Mr Maria had been flying for Cropjet Aviation, while the other aircraft had been operated by Cropair.

The owner of Cropjet Aviation, Conrad Bolton, said Mr Maria had been turning his plane after spraying a paddock when he collided with the other machine, which had just taken off and was on its way to another job.

Mr Maria had chalked up at least 10,000 hours flying crop dusters in 36 years as a pilot and was “probably Australia’s most senior agricultural pilot”, Mr Bolton told AAP.

He said he had known Mr Maria “for decades” since working as ground crew for him as a schoolboy.
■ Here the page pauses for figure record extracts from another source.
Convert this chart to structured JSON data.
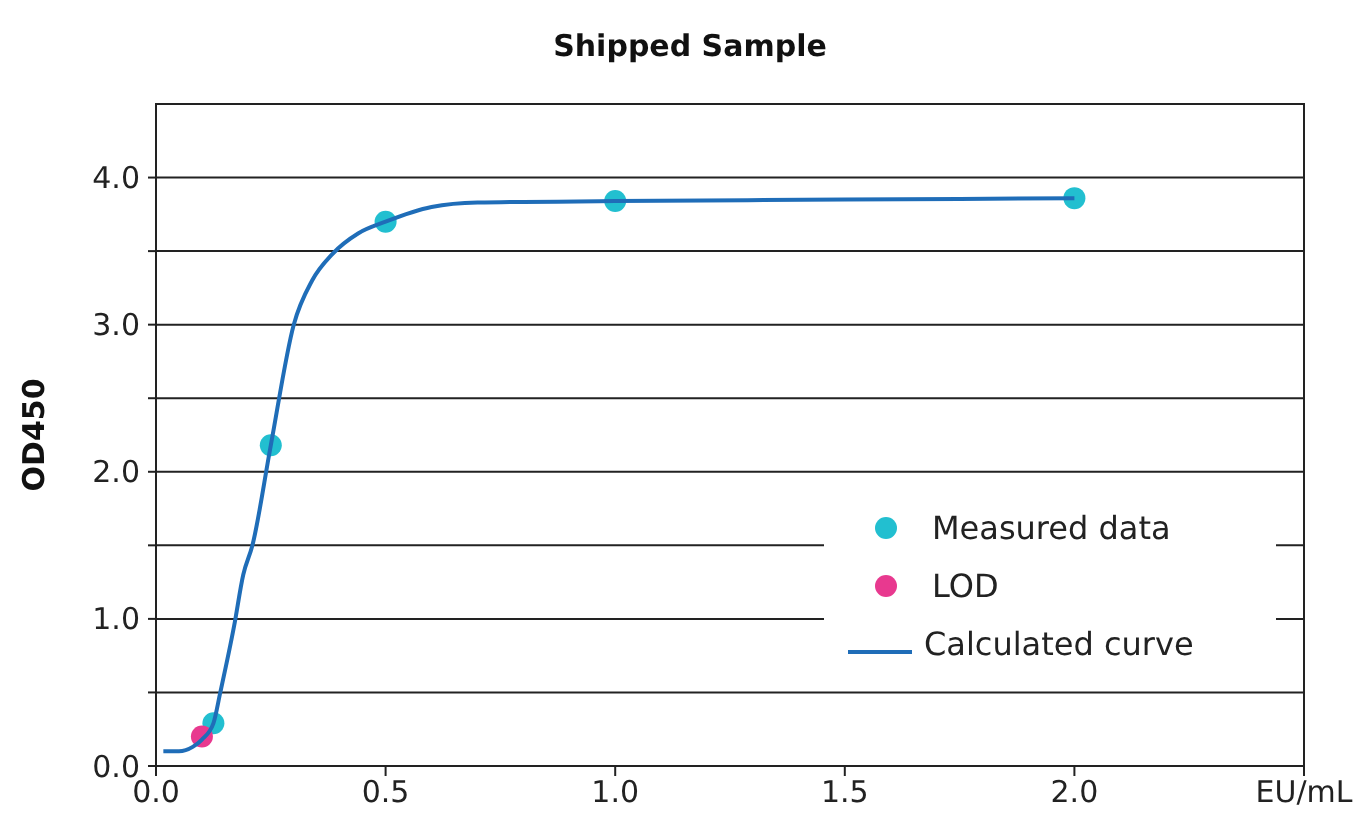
{
  "chart_data": {
    "type": "scatter",
    "title": "Shipped Sample",
    "ylabel": "OD450",
    "xlim": [
      0,
      2.5
    ],
    "xticks": [
      {
        "value": 0,
        "label": "0.0"
      },
      0.5,
      {
        "value": 1,
        "label": "1.0"
      },
      1.5,
      {
        "value": 2,
        "label": "2.0"
      },
      {
        "value": 2.5,
        "label": "EU/mL"
      }
    ],
    "ylim": [
      0,
      4.5
    ],
    "yticks": [
      {
        "value": 0,
        "label": "0.0"
      },
      {
        "value": 0.5,
        "label": null
      },
      {
        "value": 1,
        "label": "1.0"
      },
      {
        "value": 1.5,
        "label": null
      },
      {
        "value": 2,
        "label": "2.0"
      },
      {
        "value": 2.5,
        "label": null
      },
      {
        "value": 3,
        "label": "3.0"
      },
      {
        "value": 3.5,
        "label": null
      },
      {
        "value": 4,
        "label": "4.0"
      }
    ],
    "grid": "y",
    "legend": "bottom right",
    "series": [
      {
        "name": "Measured data",
        "marker": "circle",
        "color": "#22bfd0",
        "x": [
          0.125,
          0.25,
          0.5,
          1.0,
          2.0
        ],
        "values": [
          0.29,
          2.18,
          3.7,
          3.84,
          3.86
        ]
      },
      {
        "name": "LOD",
        "marker": "circle",
        "color": "#e8398f",
        "x": [
          0.1
        ],
        "values": [
          0.2
        ]
      },
      {
        "name": "Calculated curve",
        "type": "line",
        "marker": "none",
        "line_style": "solid",
        "color": "#1f6db8",
        "x": [
          0.016,
          0.05,
          0.08,
          0.1,
          0.125,
          0.14,
          0.17,
          0.19,
          0.21,
          0.25,
          0.3,
          0.34,
          0.384,
          0.44,
          0.5,
          0.6,
          0.7,
          1.0,
          1.5,
          2.0
        ],
        "values": [
          0.1,
          0.1,
          0.13,
          0.18,
          0.29,
          0.5,
          0.95,
          1.3,
          1.5,
          2.18,
          3.0,
          3.3,
          3.48,
          3.62,
          3.7,
          3.8,
          3.83,
          3.84,
          3.85,
          3.86
        ]
      }
    ]
  }
}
“It’s a big blow,” he said.

Mr Bolton said the accident had devastated Mr Maria’s five children.

“They are extremely upset, they were very close to their father and he lived for his kids, I can tell you that,” he said.

“He was just working for his kids, to make sure they got the very best start out of life.
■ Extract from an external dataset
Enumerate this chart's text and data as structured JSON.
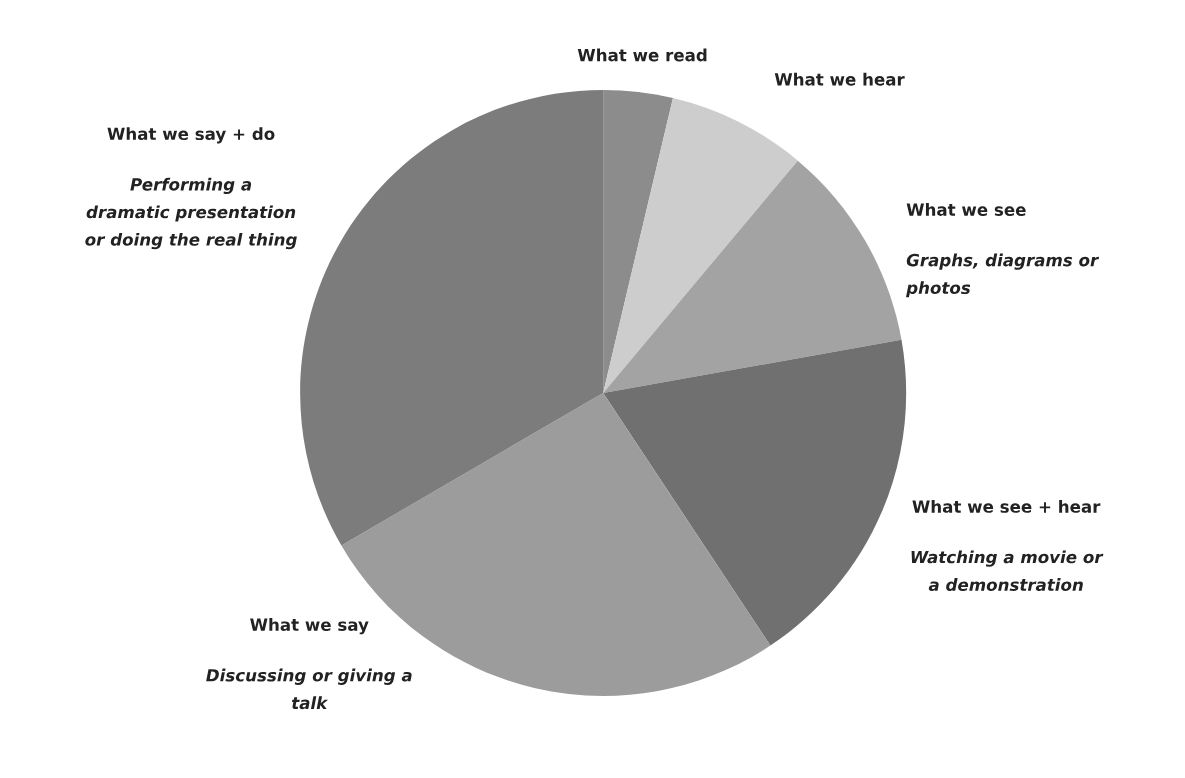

“He was very proud of them – they’re just devastated.”

Mr Bolton said it was a “very, very rare event” for two crop dusters to collide.
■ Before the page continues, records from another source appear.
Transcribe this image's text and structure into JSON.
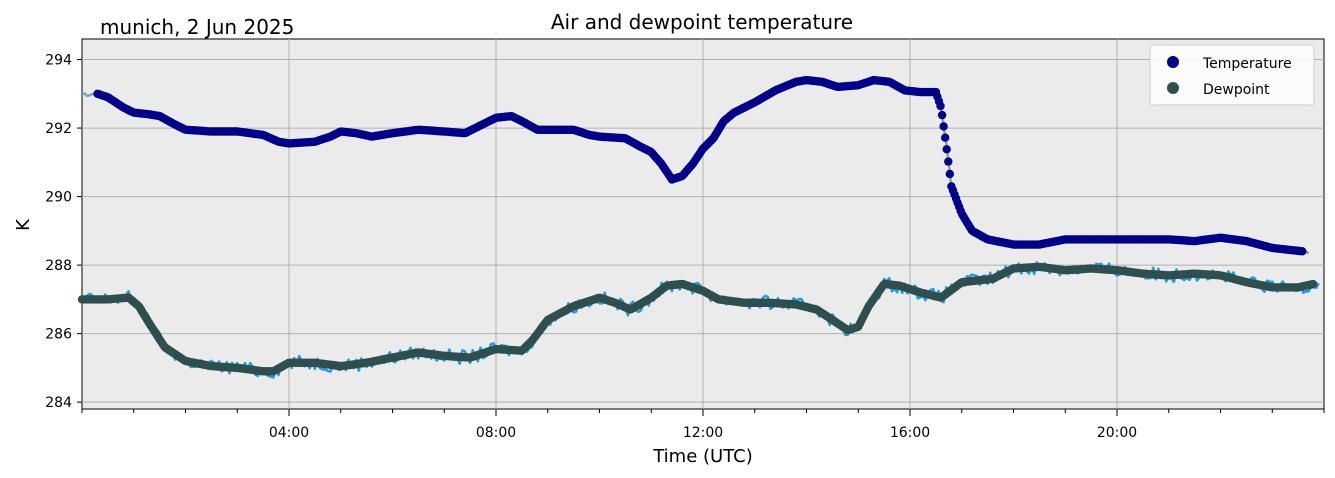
{
  "chart_data": {
    "type": "scatter",
    "title": "Air and dewpoint temperature",
    "subtitle": "munich, 2 Jun 2025",
    "xlabel": "Time (UTC)",
    "ylabel": "K",
    "xlim_hours": [
      0,
      24
    ],
    "ylim": [
      283.8,
      294.6
    ],
    "x_ticks": [
      {
        "hour": 4,
        "label": "04:00"
      },
      {
        "hour": 8,
        "label": "08:00"
      },
      {
        "hour": 12,
        "label": "12:00"
      },
      {
        "hour": 16,
        "label": "16:00"
      },
      {
        "hour": 20,
        "label": "20:00"
      }
    ],
    "y_ticks": [
      284,
      286,
      288,
      290,
      292,
      294
    ],
    "grid": true,
    "legend_position": "top-right",
    "background_color": "#ebebeb",
    "series": [
      {
        "name": "Temperature",
        "color": "#00008b",
        "raw_color": "#7aa8a8",
        "points": [
          [
            0.3,
            293.0
          ],
          [
            0.5,
            292.9
          ],
          [
            0.8,
            292.6
          ],
          [
            1.0,
            292.45
          ],
          [
            1.3,
            292.4
          ],
          [
            1.5,
            292.35
          ],
          [
            1.8,
            292.1
          ],
          [
            2.0,
            291.95
          ],
          [
            2.5,
            291.9
          ],
          [
            3.0,
            291.9
          ],
          [
            3.5,
            291.8
          ],
          [
            3.8,
            291.6
          ],
          [
            4.0,
            291.55
          ],
          [
            4.5,
            291.6
          ],
          [
            4.8,
            291.75
          ],
          [
            5.0,
            291.9
          ],
          [
            5.3,
            291.85
          ],
          [
            5.6,
            291.75
          ],
          [
            6.0,
            291.85
          ],
          [
            6.5,
            291.95
          ],
          [
            7.0,
            291.9
          ],
          [
            7.4,
            291.85
          ],
          [
            7.8,
            292.15
          ],
          [
            8.0,
            292.3
          ],
          [
            8.3,
            292.35
          ],
          [
            8.5,
            292.2
          ],
          [
            8.8,
            291.95
          ],
          [
            9.0,
            291.95
          ],
          [
            9.5,
            291.95
          ],
          [
            9.8,
            291.8
          ],
          [
            10.0,
            291.75
          ],
          [
            10.5,
            291.7
          ],
          [
            10.8,
            291.45
          ],
          [
            11.0,
            291.3
          ],
          [
            11.2,
            290.95
          ],
          [
            11.4,
            290.5
          ],
          [
            11.6,
            290.6
          ],
          [
            11.8,
            290.95
          ],
          [
            12.0,
            291.4
          ],
          [
            12.2,
            291.7
          ],
          [
            12.4,
            292.2
          ],
          [
            12.6,
            292.45
          ],
          [
            13.0,
            292.75
          ],
          [
            13.4,
            293.1
          ],
          [
            13.8,
            293.35
          ],
          [
            14.0,
            293.4
          ],
          [
            14.3,
            293.35
          ],
          [
            14.6,
            293.2
          ],
          [
            15.0,
            293.25
          ],
          [
            15.3,
            293.4
          ],
          [
            15.6,
            293.35
          ],
          [
            15.9,
            293.1
          ],
          [
            16.2,
            293.05
          ],
          [
            16.5,
            293.05
          ],
          [
            16.6,
            292.6
          ],
          [
            16.7,
            291.5
          ],
          [
            16.8,
            290.3
          ],
          [
            17.0,
            289.5
          ],
          [
            17.2,
            289.0
          ],
          [
            17.5,
            288.75
          ],
          [
            18.0,
            288.6
          ],
          [
            18.5,
            288.6
          ],
          [
            19.0,
            288.75
          ],
          [
            20.0,
            288.75
          ],
          [
            21.0,
            288.75
          ],
          [
            21.5,
            288.7
          ],
          [
            22.0,
            288.8
          ],
          [
            22.5,
            288.7
          ],
          [
            23.0,
            288.5
          ],
          [
            23.6,
            288.4
          ]
        ]
      },
      {
        "name": "Dewpoint",
        "color": "#2f4f4f",
        "raw_color": "#1e9ce6",
        "points": [
          [
            0.0,
            287.0
          ],
          [
            0.5,
            287.0
          ],
          [
            0.9,
            287.05
          ],
          [
            1.1,
            286.8
          ],
          [
            1.3,
            286.3
          ],
          [
            1.6,
            285.6
          ],
          [
            2.0,
            285.2
          ],
          [
            2.5,
            285.05
          ],
          [
            3.0,
            285.0
          ],
          [
            3.5,
            284.9
          ],
          [
            3.7,
            284.9
          ],
          [
            4.0,
            285.15
          ],
          [
            4.5,
            285.15
          ],
          [
            5.0,
            285.05
          ],
          [
            5.5,
            285.15
          ],
          [
            6.0,
            285.3
          ],
          [
            6.5,
            285.45
          ],
          [
            7.0,
            285.35
          ],
          [
            7.5,
            285.3
          ],
          [
            8.0,
            285.55
          ],
          [
            8.5,
            285.5
          ],
          [
            8.7,
            285.8
          ],
          [
            9.0,
            286.4
          ],
          [
            9.5,
            286.8
          ],
          [
            10.0,
            287.05
          ],
          [
            10.3,
            286.9
          ],
          [
            10.6,
            286.7
          ],
          [
            11.0,
            287.05
          ],
          [
            11.3,
            287.4
          ],
          [
            11.6,
            287.45
          ],
          [
            12.0,
            287.25
          ],
          [
            12.3,
            287.0
          ],
          [
            12.8,
            286.9
          ],
          [
            13.3,
            286.9
          ],
          [
            13.8,
            286.85
          ],
          [
            14.2,
            286.7
          ],
          [
            14.6,
            286.3
          ],
          [
            14.8,
            286.1
          ],
          [
            15.0,
            286.2
          ],
          [
            15.2,
            286.8
          ],
          [
            15.5,
            287.45
          ],
          [
            15.8,
            287.4
          ],
          [
            16.2,
            287.2
          ],
          [
            16.6,
            287.05
          ],
          [
            17.0,
            287.5
          ],
          [
            17.3,
            287.55
          ],
          [
            17.6,
            287.6
          ],
          [
            18.0,
            287.9
          ],
          [
            18.5,
            287.95
          ],
          [
            19.0,
            287.85
          ],
          [
            19.5,
            287.9
          ],
          [
            20.0,
            287.85
          ],
          [
            20.5,
            287.75
          ],
          [
            21.0,
            287.7
          ],
          [
            21.5,
            287.75
          ],
          [
            22.0,
            287.7
          ],
          [
            22.5,
            287.5
          ],
          [
            23.0,
            287.35
          ],
          [
            23.5,
            287.35
          ],
          [
            23.8,
            287.45
          ]
        ]
      }
    ]
  }
}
“Air agriculture is very visual, you haven’t got time to be looking down at your instruments,” Mr Bolton said.

“It’s heads up, observing everything that’s going on around the aircraft.

“(A collision is) something that’s almost an impossibility but it’s happened.”

Air Transport Safety Bureau (ATSB) investigators have been sifting through the wreckage of the planes.

The ATSB will prepare a preliminary report in a month’s time and a full report within a year.

It is the second fatal crash in 18 months involving a Cropjet Aviation aircraft.

A pilot died when one of the company’s crop dusters went down in the Collarenebri district in December 2006.

Mr Bolton said the ATSB had yet to determine what caused that crash, but said he was confident the bureau would find his company was doing all it could to meet safety and maintenance requirements.